Defense accuses him, husband of downplaying Plano mom's behavior
MCKINNEY TX - The pastor of a charismatic Christian church attended by the Plano mother on trial, accused of fatally cutting off the arms of her 10-month-old daughter, told jurors Wednesday that mental illness is really demon possession that cannot be cured with psychiatry or medicine.
"I do not believe that any mental illness exists other than demons, and no medication can straighten it out, other than the power of God," said Doyle Davidson, the 73-year-old minister of the Water of Life Church that Dena and John Schlosser attended several times a week.
Dena Schlosser, 37, is on trial for capital murder in the slaying of her daughter Margaret in November 2004.
She has pleaded not guilty by reason of insanity.
Schlosser was arrested after police, responding to a 911 call, found her in the living room of her apartment, blood smeared on her face and clothes, a Christian hymn playing and a Bible open near the crib where the child was killed.
Defense lawyers have faulted her husband and Davidson for downplaying her strange behavior and cutting short treatment of a psychotic condition that began after the birth of her third child in January 2004.
John Schlosser testified Tuesday that he did not seek medical help when his wife told him she wanted to "give the baby to God" about a week before their daughter's death.
Davidson said he hardly knew the family, although John Schlosser testified earlier that he and his wife talked with Davidson days before the attack and that the pastor was the first person he called after it.
"I talked with him maybe three times, I don't remember what about," Davidson said.
Davidson also testified that he has cast demons out of parishioners and seen evil spirits, including one that was 6 feet tall with a long tail.
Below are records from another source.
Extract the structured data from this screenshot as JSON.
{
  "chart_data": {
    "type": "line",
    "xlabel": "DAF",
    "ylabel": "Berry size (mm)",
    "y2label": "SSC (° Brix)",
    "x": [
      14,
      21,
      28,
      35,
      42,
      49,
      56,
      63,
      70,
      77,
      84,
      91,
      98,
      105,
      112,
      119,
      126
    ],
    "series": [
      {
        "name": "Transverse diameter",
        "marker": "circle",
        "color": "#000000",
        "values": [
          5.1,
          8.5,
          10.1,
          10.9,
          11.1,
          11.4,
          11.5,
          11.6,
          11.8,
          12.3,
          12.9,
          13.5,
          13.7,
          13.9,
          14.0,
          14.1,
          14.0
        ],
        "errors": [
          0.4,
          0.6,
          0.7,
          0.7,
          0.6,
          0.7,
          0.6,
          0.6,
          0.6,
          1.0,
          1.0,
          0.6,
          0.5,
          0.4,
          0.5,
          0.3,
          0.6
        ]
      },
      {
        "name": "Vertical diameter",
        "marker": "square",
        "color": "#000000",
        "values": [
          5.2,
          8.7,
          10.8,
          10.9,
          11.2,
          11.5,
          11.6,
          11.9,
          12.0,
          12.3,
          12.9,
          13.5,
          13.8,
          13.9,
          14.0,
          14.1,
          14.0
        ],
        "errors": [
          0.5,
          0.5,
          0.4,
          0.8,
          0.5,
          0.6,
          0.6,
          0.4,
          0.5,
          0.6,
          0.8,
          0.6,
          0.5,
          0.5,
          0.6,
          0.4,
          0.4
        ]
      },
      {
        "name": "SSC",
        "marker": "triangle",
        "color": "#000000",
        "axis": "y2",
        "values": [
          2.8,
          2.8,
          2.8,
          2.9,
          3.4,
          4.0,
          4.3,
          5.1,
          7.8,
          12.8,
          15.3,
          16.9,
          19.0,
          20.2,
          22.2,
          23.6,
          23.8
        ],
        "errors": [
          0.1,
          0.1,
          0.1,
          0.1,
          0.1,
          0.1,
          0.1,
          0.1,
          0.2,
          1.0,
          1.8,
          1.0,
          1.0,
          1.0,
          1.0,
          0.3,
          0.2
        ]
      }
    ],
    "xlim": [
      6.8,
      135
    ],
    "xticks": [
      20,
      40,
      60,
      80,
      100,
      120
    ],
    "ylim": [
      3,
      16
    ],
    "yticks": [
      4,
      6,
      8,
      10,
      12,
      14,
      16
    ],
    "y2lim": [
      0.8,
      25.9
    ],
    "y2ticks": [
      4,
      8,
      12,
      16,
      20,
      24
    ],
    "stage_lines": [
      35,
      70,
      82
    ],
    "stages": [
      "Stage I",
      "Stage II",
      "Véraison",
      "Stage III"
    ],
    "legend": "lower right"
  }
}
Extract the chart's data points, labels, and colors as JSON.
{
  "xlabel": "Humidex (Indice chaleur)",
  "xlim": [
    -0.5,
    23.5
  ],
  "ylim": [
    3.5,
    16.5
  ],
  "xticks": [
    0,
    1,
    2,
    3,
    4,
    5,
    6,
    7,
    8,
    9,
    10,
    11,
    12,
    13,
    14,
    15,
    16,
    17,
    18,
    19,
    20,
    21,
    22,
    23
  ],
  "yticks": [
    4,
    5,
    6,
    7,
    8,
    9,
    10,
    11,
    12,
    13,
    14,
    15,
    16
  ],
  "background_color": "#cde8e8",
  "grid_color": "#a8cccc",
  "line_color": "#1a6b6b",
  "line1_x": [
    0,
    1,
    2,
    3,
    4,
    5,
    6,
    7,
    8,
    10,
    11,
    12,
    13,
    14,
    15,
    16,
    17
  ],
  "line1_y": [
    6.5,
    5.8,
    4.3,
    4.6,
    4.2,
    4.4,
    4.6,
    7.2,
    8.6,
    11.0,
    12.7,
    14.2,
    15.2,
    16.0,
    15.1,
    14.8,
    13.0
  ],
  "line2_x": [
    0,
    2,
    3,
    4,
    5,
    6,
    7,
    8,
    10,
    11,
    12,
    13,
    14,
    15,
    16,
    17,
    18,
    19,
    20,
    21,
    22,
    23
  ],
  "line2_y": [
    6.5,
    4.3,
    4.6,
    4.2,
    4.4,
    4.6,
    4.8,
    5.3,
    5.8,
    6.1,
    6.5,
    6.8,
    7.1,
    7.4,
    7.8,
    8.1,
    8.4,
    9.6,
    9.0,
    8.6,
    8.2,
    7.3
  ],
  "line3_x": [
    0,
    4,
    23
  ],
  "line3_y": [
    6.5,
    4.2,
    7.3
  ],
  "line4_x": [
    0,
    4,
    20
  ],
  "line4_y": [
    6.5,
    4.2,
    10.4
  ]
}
The former veterinarian, who has no formal religious training, has a cable TV show in the Dallas area and several states.
The Rev. Kathryn Self, another defense witness, called the beliefs of Davidson's church outside mainstream Christianity.
In the week leading up to the slaying, Dena Schlosser had expressed concern that Davidson was being persecuted by police regarding an incident in September 2004 in which he was arrested and accused of public intoxication, her husband testified Tuesday.
A police report states the pastor was in the home of another married member of his congregation, sitting on top of her and trying to choke out evil spirits.
Davidson told jurors that God had pledged the woman to him and that demons were keeping them apart, but he denied he was drunk or was trying to choke her.
Also Wednesday, three Plano police officers testified that Schlosser repeatedly chanted, "Thank you Jesus, thank you Lord" in the hours after her arrest. Plano police officer Sean White said the chant varied from soft to loud, and once Schlosser seemed to turn purple and pass out. Another officer testified he heard her making guttural, growling sounds as she waited to be treated for an apparently self-inflicted knife wound to her shoulder.